4. Le chemin auquel le Carême nous invite, se réalise tout d'abord dans la prière:  les communautés chrétiennes doivent devenir, au cours de ces semaines, d'authentiques "écoles de prière". Un autre objectif prioritaire est constitué par l'invitation faite aux fidèles de s'approcher du Sacrement de la réconciliation, afin que chacun puisse "redécouvrir le Christ comme mysterium pietatis, celui en qui Dieu nous montre son coeur compatissant et nous réconcilie pleinement avec lui" (Novo millennio ineunte, n. 37). Par ailleurs, l'expérience de la miséricorde de Dieu ne peut que susciter l'engagement à la charité, en poussant la communauté chrétienne à "parier sur la charité" (cf. Novo millennio ineunte, IV). A l'école du Christ, celle-ci montre l'exigence de l'option préférentielle pour les pauvres; qui "témoigne du style de l'amour de Dieu, de sa providence, de sa miséricorde" (Ibid.).


5. "Nous vous en supplions au nom du Christ:  laissez-vous réconcilier avec Dieu" (2 Co 5, 20).
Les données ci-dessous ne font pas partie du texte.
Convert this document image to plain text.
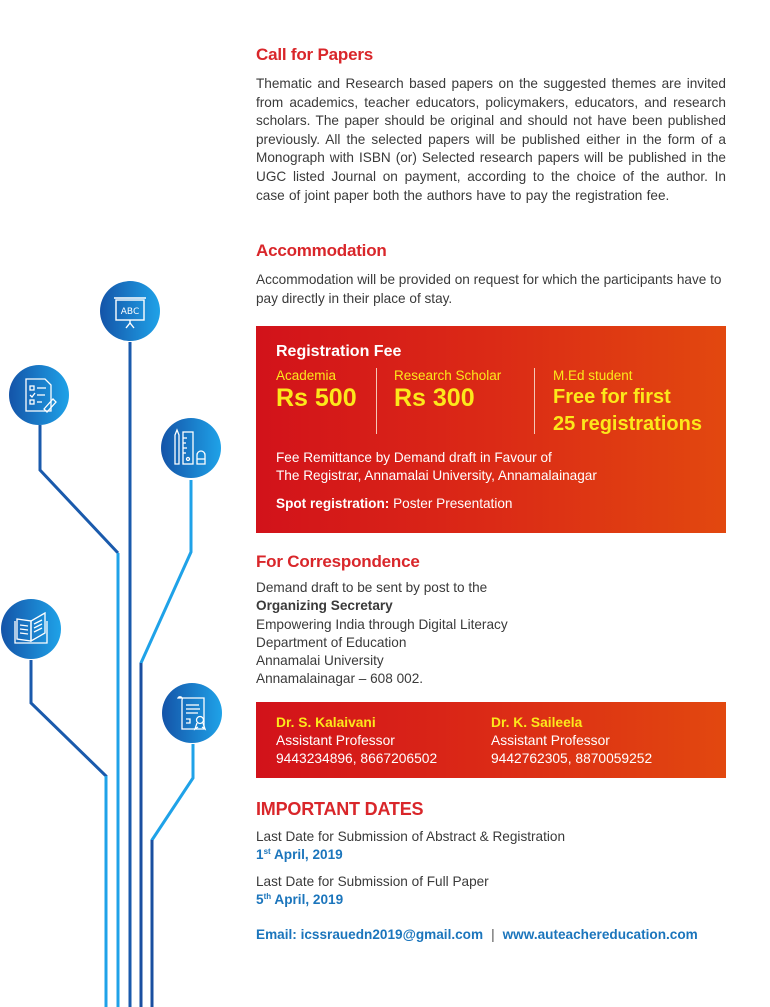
ABC
Call for Papers
Thematic and Research based papers on the suggested themes are invited from academics, teacher educators, policymakers, educators, and research scholars. The paper should be original and should not have been published previously. All the selected papers will be published either in the form of a Monograph with ISBN (or) Selected research papers will be published in the UGC listed Journal on payment, according to the choice of the author. In case of joint paper both the authors have to pay the registration fee.
Accommodation
Accommodation will be provided on request for which the participants have to pay directly in their place of stay.
Registration Fee
Academia
Rs 500
Research Scholar
Rs 300
M.Ed student
Free for first
25 registrations
Fee Remittance by Demand draft in Favour of
The Registrar, Annamalai University, Annamalainagar
Spot registration: Poster Presentation
For Correspondence
Demand draft to be sent by post to the
Organizing Secretary
Empowering India through Digital Literacy
Department of Education
Annamalai University
Annamalainagar – 608 002.
Dr. S. Kalaivani
Assistant Professor
9443234896, 8667206502
Dr. K. Saileela
Assistant Professor
9442762305, 8870059252
IMPORTANT DATES
Last Date for Submission of Abstract & Registration
1st April, 2019
Last Date for Submission of Full Paper
5th April, 2019
Email: icssrauedn2019@gmail.com | www.auteachereducation.com
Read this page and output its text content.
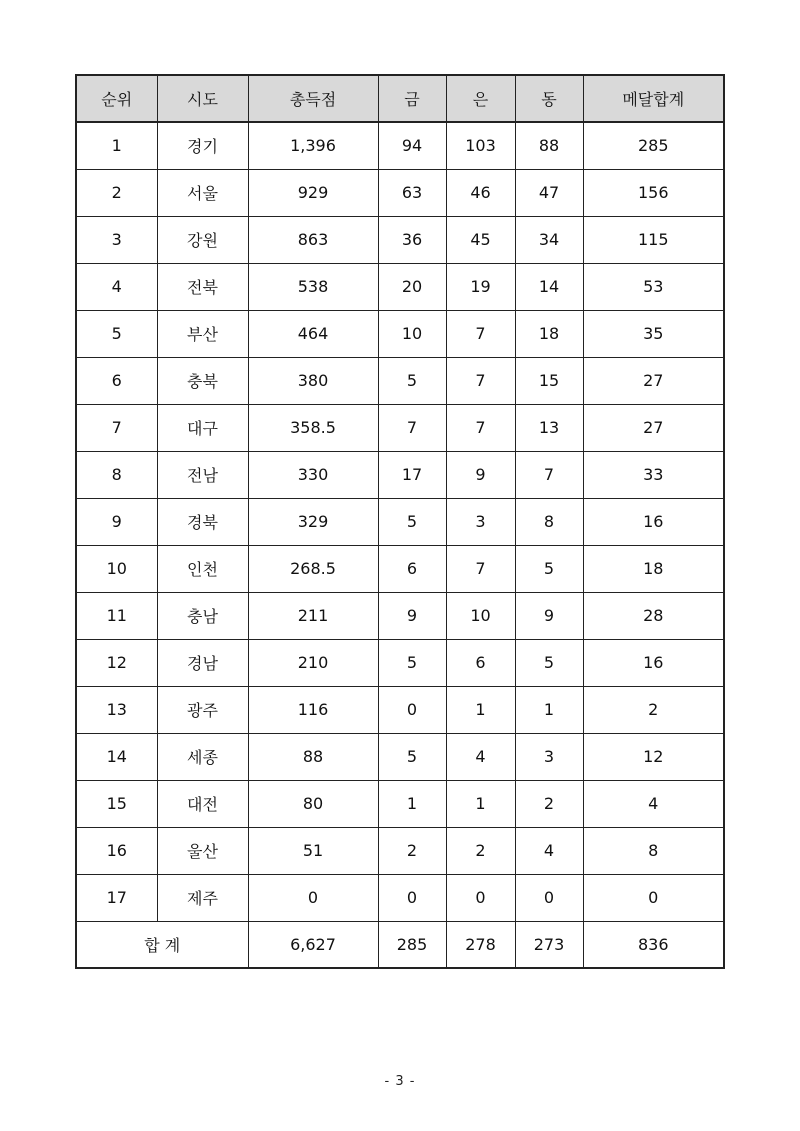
순위	시도	총득점	금	은	동	메달합계
1	경기	1,396	94	103	88	285
2	서울	929	63	46	47	156
3	강원	863	36	45	34	115
4	전북	538	20	19	14	53
5	부산	464	10	7	18	35
6	충북	380	5	7	15	27
7	대구	358.5	7	7	13	27
8	전남	330	17	9	7	33
9	경북	329	5	3	8	16
10	인천	268.5	6	7	5	18
11	충남	211	9	10	9	28
12	경남	210	5	6	5	16
13	광주	116	0	1	1	2
14	세종	88	5	4	3	12
15	대전	80	1	1	2	4
16	울산	51	2	2	4	8
17	제주	0	0	0	0	0
합 계		6,627	285	278	273	836
- 3 -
Dans le monde d'aujourd'hui se développe le besoin de paix et de pardon. Je me suis fait le porte-parole de cette aspiration récurrente au pardon et à la réconciliation dans le Message pour ce Carême. L'Eglise, à travers la Parole du Christ, annonce le pardon et l'amour pour les ennemis. En agissant ainsi "l'Eglise a conscience d'introduire dans le patrimoine spirituel de toute l'humanité une façon nouvelle de vivre en relation avec les autres; une façon laborieuse, certes, mais riche d'espérance" (Message, n. 4). Voilà le don qu'elle offre également aux hommes de notre temps.

"Laissez-vous réconcilier avec Dieu!":  cette parole retentit avec insistance dans notre esprit. Aujourd'hui - nous dit la Liturgie - c'est le "moment favorable" pour notre réconciliation avec Dieu. Conscients de cela, nous recevrons l'imposition des Cendres, en accomplissant nos premiers pas sur le chemin quadragésimal. Poursuivons cette route avec générosité, en gardant le regard tourné vers le Christ crucifié. La croix est le salut de l'humanité:  ce n'est qu'à partir de la Croix qu'il est possible de construire un avenir d'espérance et de paix pour tous.